The regular deadlift engages your glutes and lower back muscles a good amount too but Romanian deadlifts are an alternative that comes closer to a hip dominant only exercise.
4. Pull throughs
This next hip dominant exercise can be done both with a cable machine or good resistance bands in combination with an anchor. Take the following steps to do a cable pull-through:
- Set the cable machine as close to the ground as possible.
- Stand right next to the cable machine with your back toward it. Grab the double rope handle through your legs so that the cable goes through your legs and take a step forward.
- Bend your knees slightly and bend your upper body forward as far as you can without bending your back.
- Slowly move up your upper body until you stand up straight. Keep your back straight and your arms pointing downward. Make sure you don’t hunch your shoulders.
- Alternate between the positions in steps 3 and 4.
One downside of pull throughs is that you are very dependent on the strength of your grip muscles.
If these muscles fatigue before your hamstrings, glutes, and lower back you are missing out on many of the benefits of this hip dominant exercise.
With some of the other options on this list like the good morning exercise you do not have this problem since the weight rests on your shoulders.
5. Reverse back extensions
There are specific gym machines for reverse back extensions but these are not that popular. Chances are you will have to use a weight bench or a stability ball instead.
Take the following steps to do a reverse back extension with a weight bench:
- Lie on your stomach on the weight bench and move back until your hip is able to bend freely. You likely have to hold the weight bench with your hands for balance. Keep your body in one straight line for now.
- Slowly move your legs downward until your feet touch the ground while keeping your back straight. Keep your legs stretched.
- Move your legs up until your body is in a straight line.
The main downside of reverse back extensions is that your range of motion is usually smaller unless you find a better surface or machine than a weight bench or stability ball for this hip dominant exercise.
The upside is that reverse back extensions can be a great exercise for training your glutes, hamstrings, and lower back muscles.
6. Rack pulls
As the name implies, for the following hip dominant exercise you need a rack with adjustable safety bars. Besides that, you will also need a barbell.
Once you have the required gear, take the following steps to do a rack pull:
- Set up a barbell rack with the safety bars at a height just below your knees. Put the barbell on it and load it with the desired weight.
- Stand up straight with your feet at more or less shoulder width right in front of the barbell. Grab the barbell with a pronated grip which means with your hand palms pointing downward/backward. Slowly lift the barbell by tilting your upper body back until you stand up straight. Keep your back straight during the movement.
- Lower the barbell back into the position of step 1 in a controlled motion.

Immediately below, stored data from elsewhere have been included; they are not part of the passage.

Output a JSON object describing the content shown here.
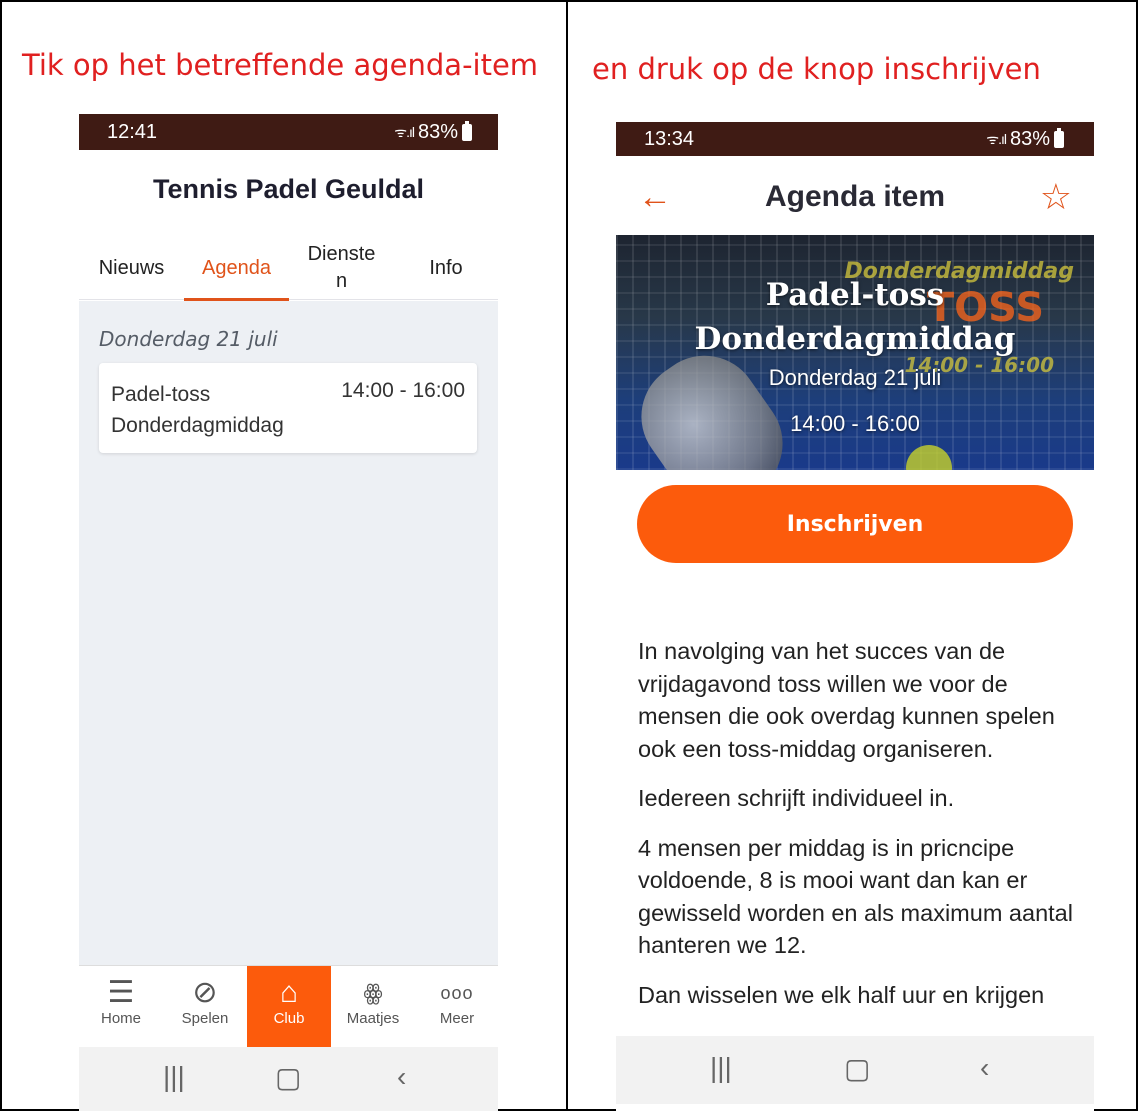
{
  "captions": {
    "left": "Tik op het betreffende agenda-item",
    "right": "en druk op de knop inschrijven"
  },
  "phone1": {
    "status": {
      "time": "12:41",
      "battery": "83%"
    },
    "title": "Tennis Padel Geuldal",
    "tabs": [
      {
        "label": "Nieuws"
      },
      {
        "label": "Agenda",
        "active": true
      },
      {
        "label": "Dienste\nn"
      },
      {
        "label": "Info"
      }
    ],
    "date_heading": "Donderdag 21 juli",
    "event": {
      "title": "Padel-toss Donderdagmiddag",
      "time": "14:00 - 16:00"
    },
    "bottom_nav": [
      {
        "label": "Home",
        "icon": "menu-icon"
      },
      {
        "label": "Spelen",
        "icon": "tennis-ball-icon"
      },
      {
        "label": "Club",
        "icon": "home-icon",
        "active": true
      },
      {
        "label": "Maatjes",
        "icon": "people-icon"
      },
      {
        "label": "Meer",
        "icon": "more-icon"
      }
    ]
  },
  "phone2": {
    "status": {
      "time": "13:34",
      "battery": "83%"
    },
    "title": "Agenda item",
    "hero": {
      "title_line1": "Padel-toss",
      "title_line2": "Donderdagmiddag",
      "date": "Donderdag 21 juli",
      "time": "14:00 - 16:00",
      "watermark1": "Donderdagmiddag",
      "watermark2": "TOSS",
      "watermark3": "14:00 - 16:00"
    },
    "button_label": "Inschrijven",
    "description": [
      "In navolging van het succes van de vrijdagavond toss willen we voor de mensen die ook overdag kunnen spelen ook een toss-middag organiseren.",
      "Iedereen schrijft individueel in.",
      "4 mensen per middag is in pricncipe voldoende, 8 is mooi want dan kan er gewisseld worden en als maximum aantal hanteren we 12.",
      "Dan wisselen we elk half uur en krijgen"
    ]
  },
  "colors": {
    "accent": "#fc5b0c",
    "status_bar": "#3f1b14",
    "caption": "#e02020"
  }
}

The rack pull is very similar to the Romanian deadlift but you rest at the bottom of the movement. Depending on your training goals and personal situation this hip dominant exercise can be a better or worse option.
7. Donkey kicks
Take the following steps to do a donkey kick:
- Start with your face facing the floor with your hands on the ground, your arms stretched, and your knees on the ground.

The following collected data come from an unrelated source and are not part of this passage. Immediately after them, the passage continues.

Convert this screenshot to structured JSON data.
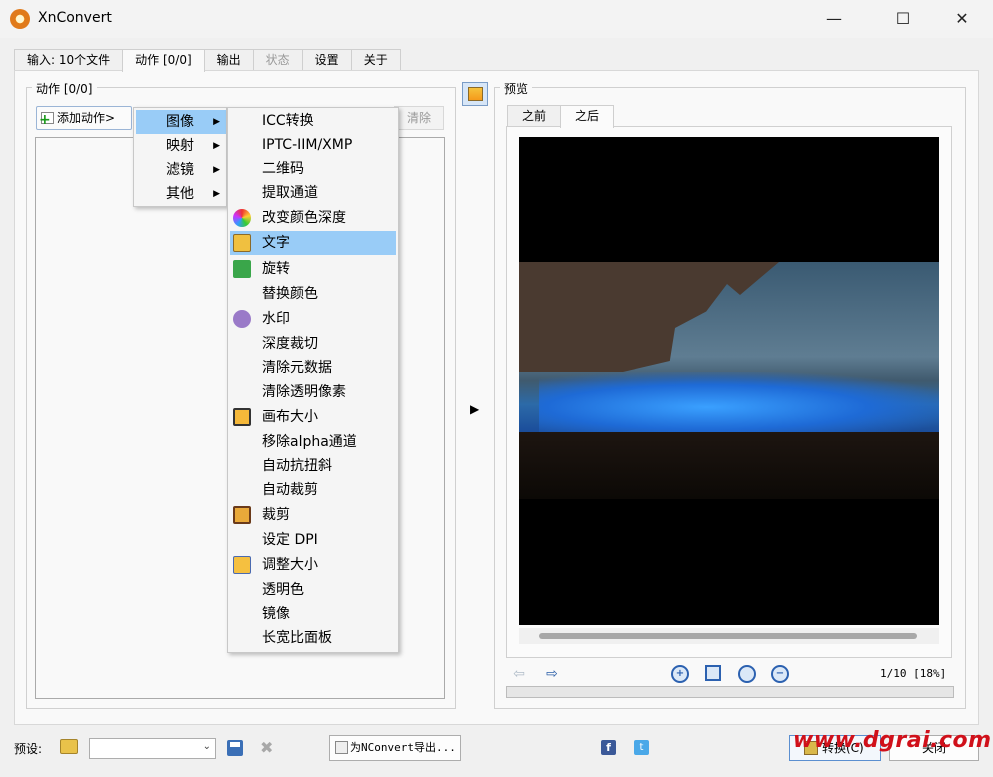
{
  "window": {
    "title": "XnConvert",
    "minimize": "—",
    "maximize": "☐",
    "close": "✕"
  },
  "tabs": [
    {
      "label": "输入: 10个文件"
    },
    {
      "label": "动作 [0/0]"
    },
    {
      "label": "输出"
    },
    {
      "label": "状态"
    },
    {
      "label": "设置"
    },
    {
      "label": "关于"
    }
  ],
  "actions": {
    "group_label": "动作 [0/0]",
    "add_button": "添加动作>",
    "clear_button": "清除"
  },
  "menu_categories": [
    {
      "label": "图像",
      "arrow": "▶"
    },
    {
      "label": "映射",
      "arrow": "▶"
    },
    {
      "label": "滤镜",
      "arrow": "▶"
    },
    {
      "label": "其他",
      "arrow": "▶"
    }
  ],
  "image_menu": [
    {
      "label": "ICC转换",
      "icon": ""
    },
    {
      "label": "IPTC-IIM/XMP",
      "icon": ""
    },
    {
      "label": "二维码",
      "icon": ""
    },
    {
      "label": "提取通道",
      "icon": ""
    },
    {
      "label": "改变颜色深度",
      "icon": "color-depth-icon"
    },
    {
      "label": "文字",
      "icon": "text-icon"
    },
    {
      "label": "旋转",
      "icon": "rotate-icon"
    },
    {
      "label": "替换颜色",
      "icon": ""
    },
    {
      "label": "水印",
      "icon": "watermark-icon"
    },
    {
      "label": "深度裁切",
      "icon": ""
    },
    {
      "label": "清除元数据",
      "icon": ""
    },
    {
      "label": "清除透明像素",
      "icon": ""
    },
    {
      "label": "画布大小",
      "icon": "canvas-icon"
    },
    {
      "label": "移除alpha通道",
      "icon": ""
    },
    {
      "label": "自动抗扭斜",
      "icon": ""
    },
    {
      "label": "自动裁剪",
      "icon": ""
    },
    {
      "label": "裁剪",
      "icon": "crop-icon"
    },
    {
      "label": "设定 DPI",
      "icon": ""
    },
    {
      "label": "调整大小",
      "icon": "resize-icon"
    },
    {
      "label": "透明色",
      "icon": ""
    },
    {
      "label": "镜像",
      "icon": ""
    },
    {
      "label": "长宽比面板",
      "icon": ""
    }
  ],
  "preview": {
    "group_label": "预览",
    "tab_before": "之前",
    "tab_after": "之后",
    "page_info": "1/10 [18%]",
    "expand_arrow": "▶"
  },
  "bottom": {
    "preset_label": "预设:",
    "preset_value": "",
    "export_button": "为NConvert导出...",
    "facebook": "f",
    "twitter": "t",
    "convert_button": "转换(C)",
    "close_button": "关闭"
  },
  "watermark": "www.dgrai.com",
  "colors": {
    "menu_highlight": "#99ccf7",
    "watermark": "#d0101a"
  }
}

- Move one foot upward until the upper leg on this side is in one line with your body. Keep your knees at 90-degree angles throughout the movement.
- Lower this leg back into the position of step 1 in a controlled motion.

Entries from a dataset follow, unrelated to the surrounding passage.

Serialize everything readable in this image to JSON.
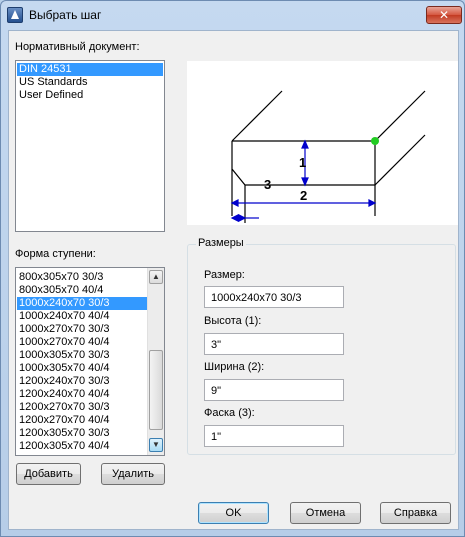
{
  "window": {
    "title": "Выбрать шаг",
    "close_glyph": "✕"
  },
  "standard": {
    "label": "Нормативный документ:",
    "items": [
      "DIN 24531",
      "US Standards",
      "User Defined"
    ],
    "selected_index": 0
  },
  "steps": {
    "label": "Форма ступени:",
    "items": [
      "800x305x70 30/3",
      "800x305x70 40/4",
      "1000x240x70 30/3",
      "1000x240x70 40/4",
      "1000x270x70 30/3",
      "1000x270x70 40/4",
      "1000x305x70 30/3",
      "1000x305x70 40/4",
      "1200x240x70 30/3",
      "1200x240x70 40/4",
      "1200x270x70 30/3",
      "1200x270x70 40/4",
      "1200x305x70 30/3",
      "1200x305x70 40/4"
    ],
    "selected_index": 2
  },
  "preview": {
    "dim1": "1",
    "dim2": "2",
    "dim3": "3"
  },
  "sizes": {
    "group_title": "Размеры",
    "size_label": "Размер:",
    "size_value": "1000x240x70 30/3",
    "height_label": "Высота (1):",
    "height_value": "3\"",
    "width_label": "Ширина (2):",
    "width_value": "9\"",
    "chamfer_label": "Фаска (3):",
    "chamfer_value": "1\""
  },
  "buttons": {
    "add": "Добавить",
    "delete": "Удалить",
    "ok": "OK",
    "cancel": "Отмена",
    "help": "Справка"
  },
  "icons": {
    "app": "autocad-app-icon",
    "close": "close-icon",
    "scroll_up": "arrow-up-icon",
    "scroll_down": "arrow-down-icon"
  },
  "colors": {
    "selection": "#3399ff",
    "dimension": "#0000cc",
    "grip": "#22cc22",
    "close": "#c94a33"
  }
}
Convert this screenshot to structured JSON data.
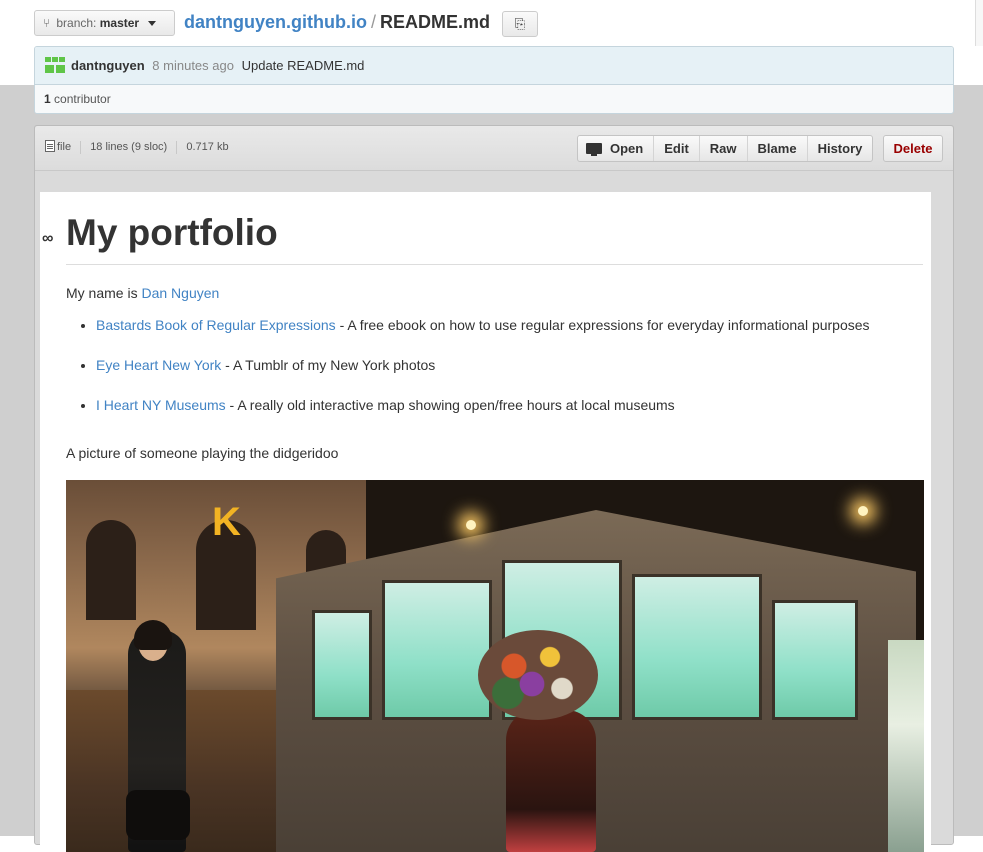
{
  "breadcrumb": {
    "branch_prefix": "branch:",
    "branch_name": "master",
    "repo": "dantnguyen.github.io",
    "separator": "/",
    "file_name": "README.md"
  },
  "commit": {
    "author": "dantnguyen",
    "time_ago": "8 minutes ago",
    "message": "Update README.md",
    "contributor_count": "1",
    "contributor_label": "contributor"
  },
  "file_header": {
    "type_label": "file",
    "lines": "18 lines (9 sloc)",
    "size": "0.717 kb",
    "buttons": [
      "Open",
      "Edit",
      "Raw",
      "Blame",
      "History"
    ],
    "delete_label": "Delete"
  },
  "readme": {
    "heading": "My portfolio",
    "intro_prefix": "My name is",
    "intro_link": "Dan Nguyen",
    "items": [
      {
        "link": "Bastards Book of Regular Expressions",
        "text": " - A free ebook on how to use regular expressions for everyday informational purposes"
      },
      {
        "link": "Eye Heart New York",
        "text": " - A Tumblr of my New York photos"
      },
      {
        "link": "I Heart NY Museums",
        "text": " - A really old interactive map showing open/free hours at local museums"
      }
    ],
    "picture_caption": "A picture of someone playing the didgeridoo"
  },
  "photo": {
    "sign_letter": "K"
  },
  "colors": {
    "link": "#4183c4",
    "commit_bg": "#e6f1f6",
    "delete_text": "#990000",
    "avatar_green": "#5fc548"
  }
}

- Repeat with your other leg.
In theory, you can do this hip dominant exercise with just your bodyweight. In reality, you will likely need extra resistance to see muscle growth in strong muscles like your glutes and hamstrings.
Some of the most straightforward ways to make donkey kicks more challenging are resistance bands and ankle weights but you can also clamp a medicine ball or dumbbell between the back of your upper legs and calves.